Scion previously has talked about a need to re-energize the brand, perhaps with pricier, luxury-leaning models just beneath the lowest-cost product at sister brand Lexus. That does not appear imminent for a brand traditionally focused on the more affordable end of the B- and C-segments in the U.S.

“There’s no intention to radically shift the direction of the brand,” Murtha says, confirming the first new model from Scion will be unveiled at the Los Angeles auto show in November.

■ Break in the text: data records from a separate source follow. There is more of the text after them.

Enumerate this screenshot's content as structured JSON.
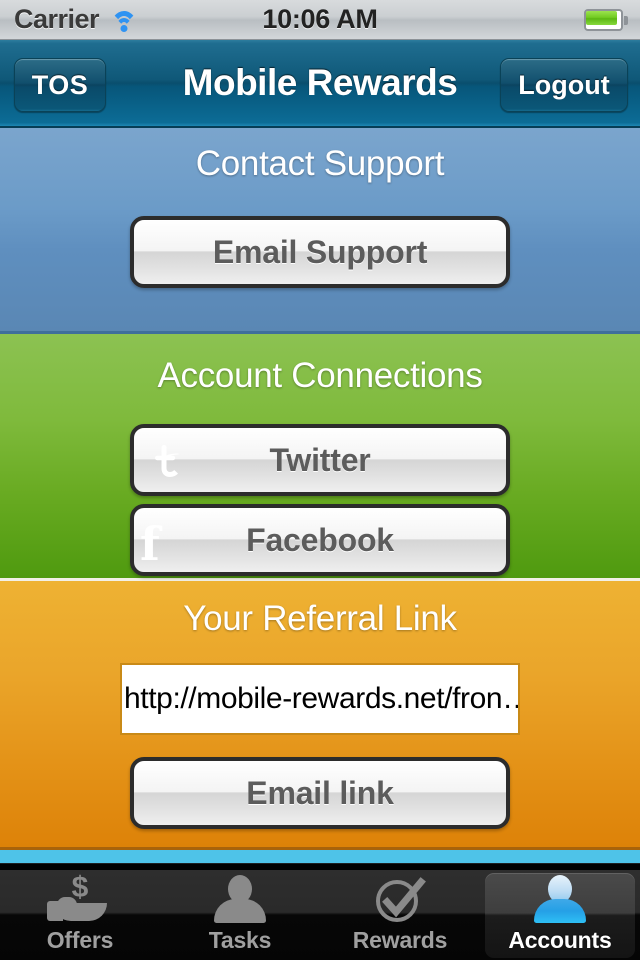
{
  "status_bar": {
    "carrier": "Carrier",
    "wifi_icon": "wifi-icon",
    "time": "10:06 AM",
    "battery_icon": "battery-full-icon"
  },
  "nav_bar": {
    "left_button": "TOS",
    "title": "Mobile Rewards",
    "right_button": "Logout"
  },
  "sections": {
    "support": {
      "title": "Contact Support",
      "email_support_button": "Email Support",
      "bg_color": "#6b9bc8"
    },
    "connections": {
      "title": "Account Connections",
      "twitter_button": "Twitter",
      "twitter_icon": "twitter-icon",
      "facebook_button": "Facebook",
      "facebook_icon": "facebook-icon",
      "facebook_glyph": "f",
      "bg_color": "#7fba3c"
    },
    "referral": {
      "title": "Your Referral Link",
      "link_value": "http://mobile-rewards.net/fron…",
      "email_link_button": "Email link",
      "bg_color": "#eaa52a"
    }
  },
  "tab_bar": {
    "tabs": [
      {
        "label": "Offers",
        "icon": "hand-dollar-icon",
        "selected": false
      },
      {
        "label": "Tasks",
        "icon": "person-icon",
        "selected": false
      },
      {
        "label": "Rewards",
        "icon": "check-circle-icon",
        "selected": false
      },
      {
        "label": "Accounts",
        "icon": "person-icon",
        "selected": true
      }
    ]
  },
  "colors": {
    "nav_accent": "#0a4e6d",
    "selected_tab": "#2ec0f5",
    "cyan_strip": "#4ec3e8"
  }
}
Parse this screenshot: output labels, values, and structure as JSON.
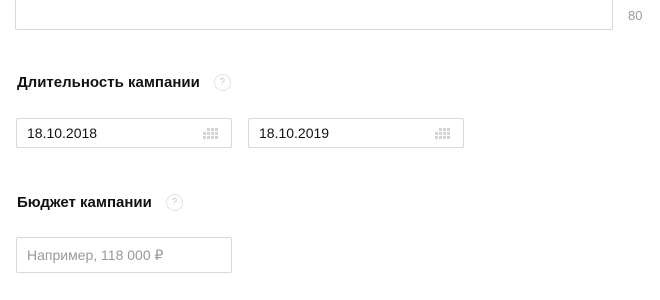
{
  "description": {
    "char_counter": "80"
  },
  "duration": {
    "title": "Длительность кампании",
    "help_symbol": "?",
    "start_date": "18.10.2018",
    "end_date": "18.10.2019",
    "calendar_icon": "calendar-icon"
  },
  "budget": {
    "title": "Бюджет кампании",
    "help_symbol": "?",
    "placeholder": "Например, 118 000 ₽",
    "value": ""
  }
}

“These aren’t midcycle refreshes of anything in the lineup,” he adds. “They are three major changes.”

Scion could use a recharge to its portfolio.

U.S. sales of its products reached 173,034 units in 2006, four years after its launch. Last year Scion sales sputtered to 68,321 vehicles, down 7.1% from like-2012, according to WardsAuto data. Sales through March are off 11.7% to 14,457 from 16,377 in like-2013.

Both the signature xB and smaller xD spin-off are 7 years old. The 4-year-old tC compact car represents its newest mass-appeal product. The FR-S celebrates its 2nd birthday this year, but the sports coupe is meant to be a niche model. The tiny iQ, 3 years old in the U.S., has been a sales dud.

Murtha admits sacrifices were made in the 2009-2010 timeframe as Toyota dealt with an image-bruising recall and recession-weary buyers in the U.S., as well as a crippling natural disaster back in Japan.

“We had a number of things hit us at the end of the last decade that forced some trade-offs and Scion had to understand that we would be on the short end and it would have some impact on our product cadence,” he tells WardsAuto in an interview here.

But, he adds, Scion’s parent is not giving up on the brand. “We’re getting the investment we need. We just have to manage through this period we knew was coming.”

Murtha says future Toyota investment will hinge on finding product development partners within the automaker elsewhere in the world to reduce the cost of bringing new vehicles to market at a brisker pace.

“You need scale, you need friends,” he says. “We’re looking to Europe, we’re looking to Japan (and) we’re looking to other markets to find products of common interest.”

It does not appear Scion’s new products will benefit out of the gate by a suite of 14 new small gasoline engine variants planned for Toyota products beginning in 2015. The engines are expected to boost fuel efficiency of Toyota vehicles by 10%, yet they will come at the tail end of Scion’s vehicle volley.

“The timeline on that technology coming to market is different than the products we have coming,” he says. “Are we interested in the future? Absolutely.”

Murtha, however, does not entirely rule out a pricier, or even cheaper, Scion model sometime down the road. The FR-S hit the brand’s Generation Y demographic squarely, he says, despite pricing north of $25,000. The iQ, meanwhile, proved Scion was willing to take a risk and the program offered managers valuable lessons.

“That’s one of the nice things about the nature of the brand,” Murtha says. “We get a free pass to try new stuff.”